4. Deficient privacy notices
   The company’s privacy policy failed to disclose how opt-out signals were processed and did not inform job applicants of their rights under the CCPA. Moreover, Tractor Supply’s privacy policy lacked:
   1. Annual updates – The CCPA requires businesses to update their privacy policies annually. Tractor Supply updated their policy in 2018, 2021, and then again after it learned of the investigation;
   2. Privacy rights – The CCPA requires that privacy policies must inform consumers of their statutory privacy rights.
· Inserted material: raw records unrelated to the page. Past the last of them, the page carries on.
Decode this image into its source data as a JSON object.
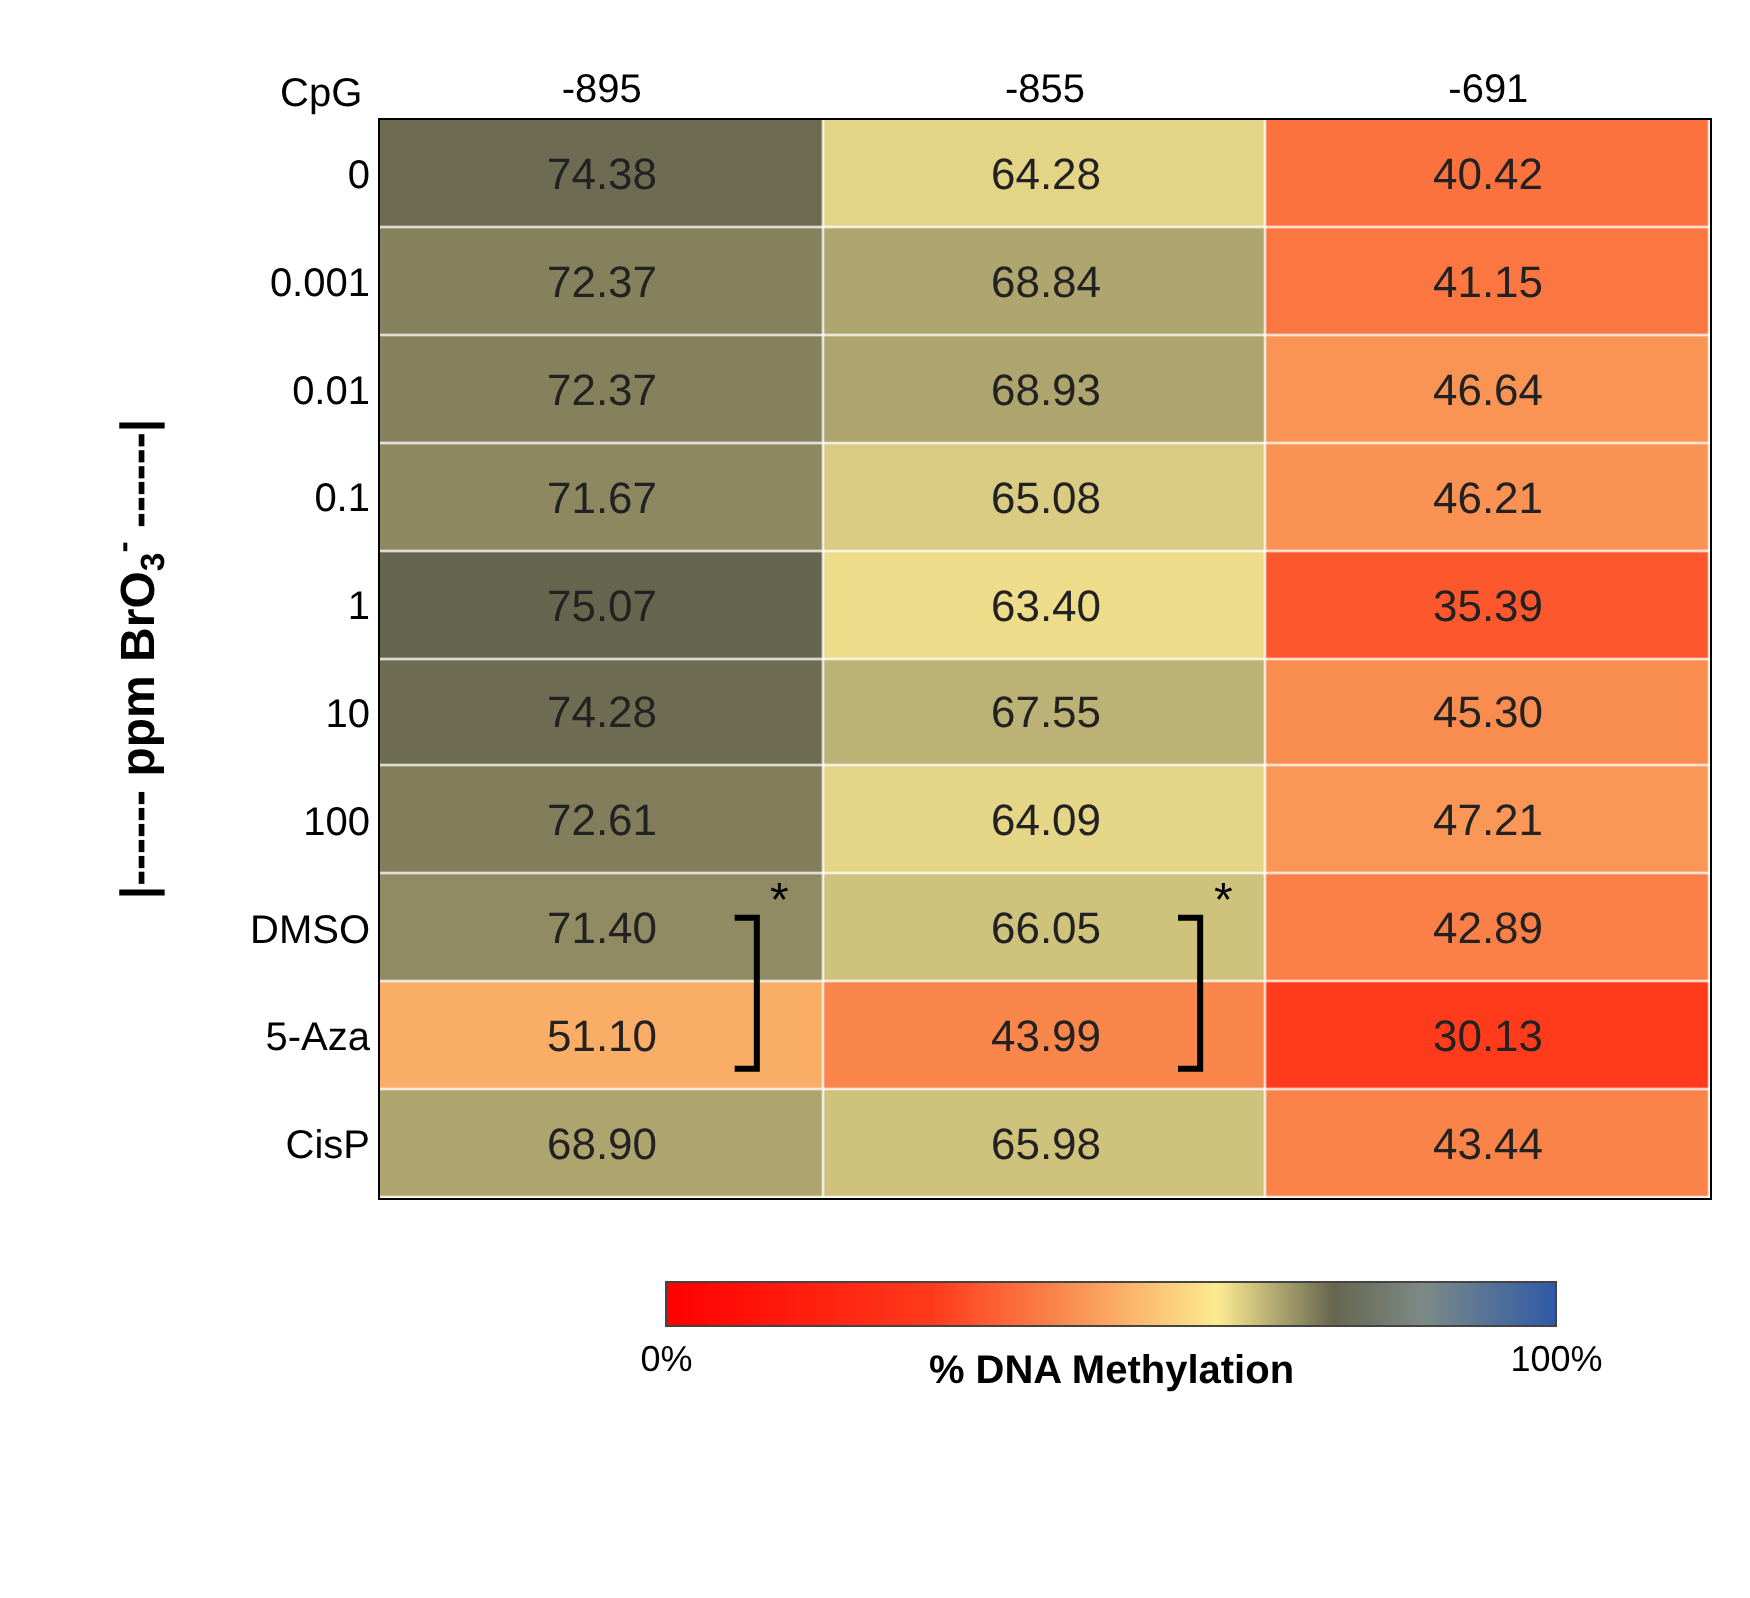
{
  "chart_data": {
    "type": "heatmap",
    "categories": [
      "-895",
      "-855",
      "-691"
    ],
    "y_categories": [
      "0",
      "0.001",
      "0.01",
      "0.1",
      "1",
      "10",
      "100",
      "DMSO",
      "5-Aza",
      "CisP"
    ],
    "ylabel": "|------ ppm BrO$_{3}$$^{-}$ ------|",
    "clabel": "% DNA Methylation",
    "clim": [
      0,
      100
    ],
    "cticks": [
      {
        "value": 0,
        "label": "0%"
      },
      {
        "value": 100,
        "label": "100%"
      }
    ],
    "cells": [
      [
        74.38,
        64.28,
        40.42
      ],
      [
        72.37,
        68.84,
        41.15
      ],
      [
        72.37,
        68.93,
        46.64
      ],
      [
        71.67,
        65.08,
        46.21
      ],
      [
        75.07,
        63.4,
        35.39
      ],
      [
        74.28,
        67.55,
        45.3
      ],
      [
        72.61,
        64.09,
        47.21
      ],
      [
        71.4,
        66.05,
        42.89
      ],
      [
        51.1,
        43.99,
        30.13
      ],
      [
        68.9,
        65.98,
        43.44
      ]
    ],
    "cell_labels": [
      [
        "74.38",
        "64.28",
        "40.42"
      ],
      [
        "72.37",
        "68.84",
        "41.15"
      ],
      [
        "72.37",
        "68.93",
        "46.64"
      ],
      [
        "71.67",
        "65.08",
        "46.21"
      ],
      [
        "75.07",
        "63.40",
        "35.39"
      ],
      [
        "74.28",
        "67.55",
        "45.30"
      ],
      [
        "72.61",
        "64.09",
        "47.21"
      ],
      [
        "71.40",
        "66.05",
        "42.89"
      ],
      [
        "51.10",
        "43.99",
        "30.13"
      ],
      [
        "68.90",
        "65.98",
        "43.44"
      ]
    ],
    "annotations": [
      "CpG",
      "*",
      "*"
    ]
  }
}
These rights include, but are not limited to, the right to correct inaccurate personal information, the right to limit the use or disclosure of sensitive personal information, the right to know what personal information the business has collected from the consumer; and
   3. Information practices – The CCPA requires that privacy policies disclose what categories of personal information the business collects from consumers in the preceding 12-month period, the sources of those collections, and the use of those collections.

Enforcement Terms

In addition to the $1.35 million fine, Tractor Supply agreed to a series of corrective actions:

• Technology audit: Conduct a full inventory of tracking technologies used on its website and mobile app;
• Signal compliance: Configure its platforms to honor opt-out preference signals;
• Policy updates: Revise its privacy notices to include all required disclosures, including those for job applicants;
• Contract remediation: Amend third-party contracts to include mandatory CCPA provisions; and
• Annual certifications: Submit annual compliance certifications signed by a senior officer for five years.

Conclusion

The Tractor Supply case sets a precedent for CCPA enforcement and highlights the CPPA’s evolving role as a proactive regulator. Businesses operating in California or subject to the CCPA should take steps to audit their privacy practices, update disclosures, and strengthen internal compliance programs to avoid similar penalties.